Item
1.01 Entry into a Material Definitive Agreement
On
July 26, 2017, Premier Packaging Corporation (“PPC”), a wholly-owned subsidiary of Document Security Systems, Inc.
(“DSS”), entered into a Loan Agreement and accompanying Term Note Non-Revolving Line of Credit Agreement (collectively,
the “Equipment Line of Credit Transaction Documents”) with Citizens Bank, N.A., a national banking association (“Citizens”),
pursuant to which Citizens agrees to lend up to $1,200,000 for the purpose of enabling PPC to purchase equipment from time to
time that it may need for use in its business. Each advance under the Equipment Line of Credit shall be limited to a maximum of
100% of the Hard Costs (as hereinafter defined) of the applicable item of purchased equipment. “Hard Costs” shall
mean the invoice price of such equipment less delivery and installation costs and taxes. Advances may be made respecting this
Equipment Line of Credit from time to time from the date of establishment of the Equipment Line of Credit until July 26, 2018.
The aggregate principal balance outstanding under the Equipment Line of Credit shall bear interest thereon at a per annum rate
of 2% above the LIBOR Advantage Rate (as defined in the attached Term Note Non-Revolving Line of Credit) until the Conversion
Date (as defined in the attached Term Note Non-Revolving Line of Credit).
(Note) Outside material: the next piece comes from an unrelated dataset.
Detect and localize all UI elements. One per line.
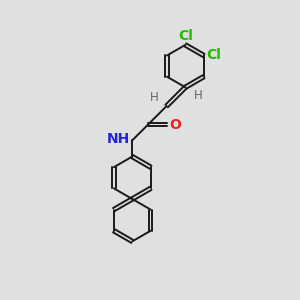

Effective on the Conversion Date, the interest rate
payable on the aggregate principal balance outstanding shall be adjusted to a fixed rate equal to 2% above Citizens’ cost
of funds on the Conversion Date as determined by Citizens. After the Conversion Date, the aggregate principal balance may be repaid
in (i) up to 84 installments comprised of principal and interest for new manufacturing equipment, (ii) up to 60 installments comprised
of principal and interest for used manufacturing equipment and vehicles or (iii) up to 36 installments comprised of principal
and interest for new or used office equipment. As of the date of this Current Report on Form 8-K, no advances have yet been made
to PPC under the Equipment Line of Credit.
The
Equipment Line of Credit is subject to certain financial covenants set forth in the Equipment Line of Credit Transaction Documents,
which include but are not limited to the requirements (i) that PPC maintain at all times a maximum total liabilities to tangible
net worth ratio of 3.0 to 1.0, reported annually, beginning December 31, 2017, according to GAAP, (ii) that PPC not permit
the ratio of its EBITDA (as defined in the Loan Agreement) to Interest Expense plus CMLTD (as defined in the Loan Agreement) to
be less than 1.15 to 1.0, tested annually beginning December 31, 2017, and (iii) that PPC maintain at all times a current ratio
of 1.25 to 1.0, reported annually, beginning December 31, 2017.
Under
the Equipment Line of Credit Transaction Documents, PPC is subject to standard events of default which include, but are not limited
to, a default for non-payment, false or misleading representations and warranties, unsatisfied third-party judgements or liens
that negatively affect the Collateral, insolvency or bankruptcy, which may lead to acceleration of the obligations due and payable
under the Equipment Line of Credit.
In
conjunction with the Equipment Line of Credit Transaction Documents, PPC and Citizens also entered into a Security Agreement dated
July 26, 2017 (the “Security Agreement”), pursuant to which PPC granted a security interest in the Collateral, defined
as PPC’s present and future right, title and interest in and to any and all personal property whether now existing or hereafter
created, acquired or arising and wherever located from time to time, including, without limitation: accounts, chattel paper, goods,
inventory, equipment, fixtures, farm products, instruments, investment property, documents, commercial tort claims, deposit accounts,
letter-of-credit rights, general intangibles, supporting obligations, and records of, accession to and proceeds and products of
the foregoing. The Security Agreement restates the same events of default as set forth in the Equipment Line of Credit Transaction
Documents.
The
foregoing descriptions are summaries only, and do not purport to set forth the complete terms of the Equipment Line of Credit
Transaction Documents or the Security Agreement, and such descriptions are qualified in their entirety by reference to each of
the Loan Agreement, the Term Note Non-Revolving Line of Credit Agreement, and the Security Agreement filed as Exhibits 10.1, 10.2
and 10.3 respectively, to this Current Report on Form 8-K.